Bagian 9: “Patah Hatinya Orang Pintar”
ilustrasi--
“Rasional itu bukan yang apa – apanya cuma masuk akal aja, tapi ada yang namanya pertimbangan, gimana langkah preventifnya nanti, apa laba dan ruginya dan tau prediksinya. Soal hati juga begitu, harus rasional, biar kalo rugi ya minimal ada finalti, biar sakitnya itu, sakit yang bisa ditolerir sesama hati”
-Raka, Gunanya diberi pendidikan tinggi, biar soal cinta nggak ada tuh steatment yang namanya cinta itu buta dan tuli, semuanya ada perhitungan ada pertimbangan.
>>>***<<<
Yang namanya patah hati itu bisa menyapa siapa saja, nggak peduli anak kecil, nggak peduli orang dewasa bahkan orang – orang setua kakek dan nenek juga patah hati. Lucunya, patah hati itu sembuh dalam waktu yang berbeda – beda, ada yang sudah bertahun – tahun baru bisa lega, ada yang satu atau dua hari sudah kembali seperti biasa katanya sih alasan biar nggak jadi beban pikiran yang menghambat masa depan. Dan Raka jadi orang yang memilih opsi kedua, butuh dua hari setelah acara galau diiringi dengan malas makan yang berujung kasur rumah sakit untuknya.
“Bi, kemaren gua tu denger apa gimana ya? Lupa – lupa ingat juga sih. Ada orang yang ceramahin kita, katanya kita boleh mencintai orang lain tapi nggak boleh melebihi cinta ke diri kita sendiri, diri kita tetap harus jadi prioritas utama. Ada kan Bi, lo dengar itu.” Widia memulai pembicaraan kecil antar mereka, Raka dan kekasihnya—Abian. Ruang rawat inap Raka yang tadinya senyap itu kini terisi gelak Abian yang melihat Raka tengah cemburut masam.
Abian berakting sebentar, mengikuti drama yang dibuat oleh Widia, “Iya ya, ada ingat bener aku itu mah Ay. Tapi kok ya, yang ngomong nggak bisa nerapin ke dirinya sendiri. Padahal waktu itu kita mah nggak sampai harus dirawat dirumah sakit kan ya Ay,”

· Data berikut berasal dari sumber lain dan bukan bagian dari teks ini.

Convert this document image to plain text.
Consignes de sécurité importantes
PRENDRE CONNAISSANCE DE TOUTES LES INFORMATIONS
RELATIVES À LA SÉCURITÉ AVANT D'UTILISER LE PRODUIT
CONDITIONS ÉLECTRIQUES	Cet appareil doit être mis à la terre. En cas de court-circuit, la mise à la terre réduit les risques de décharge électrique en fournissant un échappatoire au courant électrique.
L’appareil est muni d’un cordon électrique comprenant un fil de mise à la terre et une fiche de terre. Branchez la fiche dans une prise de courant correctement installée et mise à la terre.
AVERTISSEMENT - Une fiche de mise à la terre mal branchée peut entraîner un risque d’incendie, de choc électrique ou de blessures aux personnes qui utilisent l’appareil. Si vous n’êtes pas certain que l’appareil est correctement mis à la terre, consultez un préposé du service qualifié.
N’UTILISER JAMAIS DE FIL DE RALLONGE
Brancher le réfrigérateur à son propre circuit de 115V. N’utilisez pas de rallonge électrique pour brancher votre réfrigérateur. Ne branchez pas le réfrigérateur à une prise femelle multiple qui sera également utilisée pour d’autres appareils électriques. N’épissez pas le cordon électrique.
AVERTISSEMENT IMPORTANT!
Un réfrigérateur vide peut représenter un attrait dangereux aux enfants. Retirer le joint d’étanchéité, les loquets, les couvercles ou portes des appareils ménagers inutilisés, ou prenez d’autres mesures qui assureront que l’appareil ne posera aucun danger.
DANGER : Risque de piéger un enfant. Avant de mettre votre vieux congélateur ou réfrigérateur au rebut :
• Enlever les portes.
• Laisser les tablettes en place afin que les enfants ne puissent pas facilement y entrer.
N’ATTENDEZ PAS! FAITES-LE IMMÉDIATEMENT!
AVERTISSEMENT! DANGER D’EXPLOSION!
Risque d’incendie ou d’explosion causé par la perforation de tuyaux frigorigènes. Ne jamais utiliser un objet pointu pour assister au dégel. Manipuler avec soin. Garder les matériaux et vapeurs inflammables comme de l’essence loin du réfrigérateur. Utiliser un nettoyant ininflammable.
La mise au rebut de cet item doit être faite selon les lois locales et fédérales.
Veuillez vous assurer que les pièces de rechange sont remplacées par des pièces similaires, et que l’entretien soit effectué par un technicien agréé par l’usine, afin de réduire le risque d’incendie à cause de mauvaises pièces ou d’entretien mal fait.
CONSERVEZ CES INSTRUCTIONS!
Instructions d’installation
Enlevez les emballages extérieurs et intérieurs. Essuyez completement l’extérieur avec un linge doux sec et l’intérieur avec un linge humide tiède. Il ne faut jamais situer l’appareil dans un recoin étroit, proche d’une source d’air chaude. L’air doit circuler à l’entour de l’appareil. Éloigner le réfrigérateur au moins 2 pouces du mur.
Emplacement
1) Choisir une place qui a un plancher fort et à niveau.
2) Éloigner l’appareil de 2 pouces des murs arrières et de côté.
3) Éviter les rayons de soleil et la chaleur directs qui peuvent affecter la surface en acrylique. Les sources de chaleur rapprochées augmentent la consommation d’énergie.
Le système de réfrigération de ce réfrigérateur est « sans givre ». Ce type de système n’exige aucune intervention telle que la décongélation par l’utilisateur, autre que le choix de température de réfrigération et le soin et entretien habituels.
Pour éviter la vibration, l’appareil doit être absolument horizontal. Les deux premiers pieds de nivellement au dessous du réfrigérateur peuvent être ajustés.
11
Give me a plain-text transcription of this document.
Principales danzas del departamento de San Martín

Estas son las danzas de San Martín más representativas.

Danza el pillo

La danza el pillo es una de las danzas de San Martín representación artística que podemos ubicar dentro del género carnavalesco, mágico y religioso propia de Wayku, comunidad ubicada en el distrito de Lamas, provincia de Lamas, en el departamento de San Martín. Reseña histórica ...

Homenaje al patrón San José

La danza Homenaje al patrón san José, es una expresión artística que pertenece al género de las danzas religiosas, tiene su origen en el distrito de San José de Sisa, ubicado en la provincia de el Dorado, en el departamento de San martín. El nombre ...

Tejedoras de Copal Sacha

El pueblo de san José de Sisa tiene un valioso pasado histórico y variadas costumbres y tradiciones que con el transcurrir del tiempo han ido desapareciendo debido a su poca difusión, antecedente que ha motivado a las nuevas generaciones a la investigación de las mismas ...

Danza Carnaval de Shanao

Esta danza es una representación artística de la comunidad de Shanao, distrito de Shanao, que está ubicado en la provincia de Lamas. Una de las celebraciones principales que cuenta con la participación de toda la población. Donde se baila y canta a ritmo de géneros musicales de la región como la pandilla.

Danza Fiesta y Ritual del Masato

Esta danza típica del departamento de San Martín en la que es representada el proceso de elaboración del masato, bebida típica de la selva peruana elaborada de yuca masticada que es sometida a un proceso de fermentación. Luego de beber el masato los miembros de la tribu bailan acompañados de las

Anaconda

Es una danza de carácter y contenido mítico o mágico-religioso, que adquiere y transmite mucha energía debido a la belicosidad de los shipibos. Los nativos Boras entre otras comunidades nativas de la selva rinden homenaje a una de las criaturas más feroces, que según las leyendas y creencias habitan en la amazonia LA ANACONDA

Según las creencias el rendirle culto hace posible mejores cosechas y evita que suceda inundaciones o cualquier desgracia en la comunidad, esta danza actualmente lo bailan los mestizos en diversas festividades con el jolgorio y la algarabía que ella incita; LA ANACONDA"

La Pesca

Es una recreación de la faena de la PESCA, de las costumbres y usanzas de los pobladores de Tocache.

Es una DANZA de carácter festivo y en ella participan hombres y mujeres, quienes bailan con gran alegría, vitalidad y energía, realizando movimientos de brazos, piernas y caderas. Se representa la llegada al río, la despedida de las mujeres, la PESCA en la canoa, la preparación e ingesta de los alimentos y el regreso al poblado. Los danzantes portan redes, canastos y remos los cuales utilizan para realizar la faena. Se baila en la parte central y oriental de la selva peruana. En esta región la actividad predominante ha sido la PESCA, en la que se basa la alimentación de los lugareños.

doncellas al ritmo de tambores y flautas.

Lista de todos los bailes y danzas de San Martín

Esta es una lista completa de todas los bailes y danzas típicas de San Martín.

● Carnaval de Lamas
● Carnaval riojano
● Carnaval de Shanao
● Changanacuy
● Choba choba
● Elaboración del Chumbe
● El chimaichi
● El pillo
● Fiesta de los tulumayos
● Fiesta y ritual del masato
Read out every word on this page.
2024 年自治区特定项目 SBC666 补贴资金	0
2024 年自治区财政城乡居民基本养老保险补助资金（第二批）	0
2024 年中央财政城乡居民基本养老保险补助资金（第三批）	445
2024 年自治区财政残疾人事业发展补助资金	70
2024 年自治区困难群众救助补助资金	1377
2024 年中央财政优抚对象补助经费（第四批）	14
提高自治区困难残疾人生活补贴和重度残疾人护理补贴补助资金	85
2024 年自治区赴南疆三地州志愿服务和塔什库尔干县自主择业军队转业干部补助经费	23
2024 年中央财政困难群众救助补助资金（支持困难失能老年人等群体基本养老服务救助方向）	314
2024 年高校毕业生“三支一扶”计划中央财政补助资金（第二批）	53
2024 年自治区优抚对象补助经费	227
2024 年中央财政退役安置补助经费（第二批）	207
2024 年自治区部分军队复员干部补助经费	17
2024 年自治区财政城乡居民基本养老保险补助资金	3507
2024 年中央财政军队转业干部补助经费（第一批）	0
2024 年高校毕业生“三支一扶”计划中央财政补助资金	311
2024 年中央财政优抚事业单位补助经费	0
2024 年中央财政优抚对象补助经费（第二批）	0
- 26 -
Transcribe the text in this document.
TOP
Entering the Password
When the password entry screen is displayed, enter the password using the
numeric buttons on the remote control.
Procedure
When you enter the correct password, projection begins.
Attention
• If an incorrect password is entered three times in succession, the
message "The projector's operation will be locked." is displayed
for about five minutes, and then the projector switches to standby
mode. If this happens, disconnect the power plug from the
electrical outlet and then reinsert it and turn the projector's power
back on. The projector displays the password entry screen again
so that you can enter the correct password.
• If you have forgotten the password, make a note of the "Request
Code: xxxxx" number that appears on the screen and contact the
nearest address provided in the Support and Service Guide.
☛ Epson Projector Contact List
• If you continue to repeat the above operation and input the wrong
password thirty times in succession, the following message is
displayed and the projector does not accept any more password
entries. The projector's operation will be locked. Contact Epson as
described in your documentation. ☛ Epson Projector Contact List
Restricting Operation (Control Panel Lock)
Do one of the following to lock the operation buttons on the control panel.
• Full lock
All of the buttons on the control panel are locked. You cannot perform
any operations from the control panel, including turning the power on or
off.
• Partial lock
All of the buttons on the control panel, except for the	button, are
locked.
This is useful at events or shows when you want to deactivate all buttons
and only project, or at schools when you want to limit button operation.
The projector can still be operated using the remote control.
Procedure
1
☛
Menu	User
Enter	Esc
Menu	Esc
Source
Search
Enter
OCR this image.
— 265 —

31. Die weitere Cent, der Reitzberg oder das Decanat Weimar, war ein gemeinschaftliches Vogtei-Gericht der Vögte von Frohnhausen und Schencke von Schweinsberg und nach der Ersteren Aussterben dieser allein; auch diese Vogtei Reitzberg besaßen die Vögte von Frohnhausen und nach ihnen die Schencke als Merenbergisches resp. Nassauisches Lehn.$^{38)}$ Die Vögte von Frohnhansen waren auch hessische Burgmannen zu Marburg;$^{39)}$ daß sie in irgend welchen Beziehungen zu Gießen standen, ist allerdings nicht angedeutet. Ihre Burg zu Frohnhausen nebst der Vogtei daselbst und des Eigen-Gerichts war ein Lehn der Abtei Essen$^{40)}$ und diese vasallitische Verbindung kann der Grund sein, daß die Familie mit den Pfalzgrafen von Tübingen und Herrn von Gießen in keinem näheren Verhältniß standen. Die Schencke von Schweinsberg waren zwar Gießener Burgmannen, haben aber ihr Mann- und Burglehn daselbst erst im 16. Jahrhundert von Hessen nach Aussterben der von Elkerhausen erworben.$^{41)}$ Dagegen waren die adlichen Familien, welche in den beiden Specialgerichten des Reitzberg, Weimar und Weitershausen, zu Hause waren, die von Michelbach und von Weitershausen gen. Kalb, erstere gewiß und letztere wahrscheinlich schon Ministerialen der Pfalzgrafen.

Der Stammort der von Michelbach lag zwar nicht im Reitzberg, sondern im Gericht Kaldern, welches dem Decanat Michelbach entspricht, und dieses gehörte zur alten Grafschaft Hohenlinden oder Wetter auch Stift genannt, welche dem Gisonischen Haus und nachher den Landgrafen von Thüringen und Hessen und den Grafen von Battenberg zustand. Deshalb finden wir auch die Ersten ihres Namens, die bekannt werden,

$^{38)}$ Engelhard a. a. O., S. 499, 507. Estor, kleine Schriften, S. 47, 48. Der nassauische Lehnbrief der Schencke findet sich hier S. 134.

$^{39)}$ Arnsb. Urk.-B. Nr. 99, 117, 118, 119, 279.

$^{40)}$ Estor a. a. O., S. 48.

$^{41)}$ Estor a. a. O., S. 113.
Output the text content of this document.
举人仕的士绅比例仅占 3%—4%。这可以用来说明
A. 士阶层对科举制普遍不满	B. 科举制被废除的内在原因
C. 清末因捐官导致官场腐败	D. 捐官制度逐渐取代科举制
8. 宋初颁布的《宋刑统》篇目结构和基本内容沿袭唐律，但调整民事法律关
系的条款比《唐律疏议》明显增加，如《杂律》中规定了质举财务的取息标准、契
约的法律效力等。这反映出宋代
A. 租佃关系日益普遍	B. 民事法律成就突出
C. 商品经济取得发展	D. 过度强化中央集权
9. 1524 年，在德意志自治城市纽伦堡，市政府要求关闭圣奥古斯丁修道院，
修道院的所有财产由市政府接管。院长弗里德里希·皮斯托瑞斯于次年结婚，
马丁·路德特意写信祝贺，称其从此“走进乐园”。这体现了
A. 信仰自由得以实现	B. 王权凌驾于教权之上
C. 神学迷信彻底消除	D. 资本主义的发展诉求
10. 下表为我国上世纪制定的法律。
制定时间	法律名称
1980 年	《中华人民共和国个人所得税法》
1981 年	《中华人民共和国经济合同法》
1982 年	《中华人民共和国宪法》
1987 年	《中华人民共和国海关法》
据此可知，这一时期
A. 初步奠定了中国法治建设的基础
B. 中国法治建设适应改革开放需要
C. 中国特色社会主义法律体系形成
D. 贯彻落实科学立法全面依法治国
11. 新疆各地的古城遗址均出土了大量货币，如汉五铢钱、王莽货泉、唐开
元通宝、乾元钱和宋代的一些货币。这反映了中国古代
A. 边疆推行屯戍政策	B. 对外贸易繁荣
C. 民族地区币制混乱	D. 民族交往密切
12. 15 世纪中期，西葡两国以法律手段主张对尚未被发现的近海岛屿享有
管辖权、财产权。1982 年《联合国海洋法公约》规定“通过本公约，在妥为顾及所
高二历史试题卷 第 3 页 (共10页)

“Kalo mau ngejek, ngejek aja kale, nggak usah pake nyindir – nyindir segala!” Raka yang tadinya fokus pada ponselnya kini menatap Widia dan Abian bergantian dengan mata tajam.
“Siapa yang nyindir? Kalo lo kesindir ya bukan salah kita.” Ucap Widia bergidik, melanjutkan acara mengupas buahnya yang terhenti sesaat. “Ngerasa ya Ka, ya iyalah Cuma karena Arsena seorang ini Anggara Rakandra berhenti makan dan masuk rumah sakit!” Timpal Abian, Abian yang memang sudah geram akhirnya melayangkan satu jitakan mulus pada Raka, sebab satu – satunya keahlian temannya ini hanya tau cara mendapatkan nilai yang nyaris sempurna, selebihnya apapun tentang hidup poin seseorang seperti Raka ini nyaris nol besar jika tidak mengingat kalo Raka itu masih manusia yang pilih – pilih soal uang.
“Kan lo yang bilang, semua orang bisa bego karena cinta!” Balas Raka mengusap kepalanya panas.
“Ya nggak sebego lo juga, nyaris mati karena cinta. Itu paling bego ya anjing!” Kesal Abian, Widia menatap kedunya dengan mata berbinar sembari menikmati Apel hasil kupasannya, kapan lagi melihat drama action gratis.
“Yang di tv – tv gimana, apa nggak waras dong!” Raka itu…keras kepalanya luar biasa.
“Ya emang nggak waras. Apa lo? Mau ikut – ikutan, besok kalo Arsena terjun ke jurang mah lo ikut aja terjun ke juran sana!”
“Bisa mati gue!” Protes Raka.
“Bagusan mati aja dibanding jadi manusia sia – sia kaya lo,” Abian kepalang gedeg sama Raka yang mulutnya tiba – tiba jadi lebih ceriwis dari Widia. Ada saja jawabannya, buat Abian yang dasarnya merasa punya otak pas – pasan harus mikir dua kali lipat buat jawab semua balasan Raka.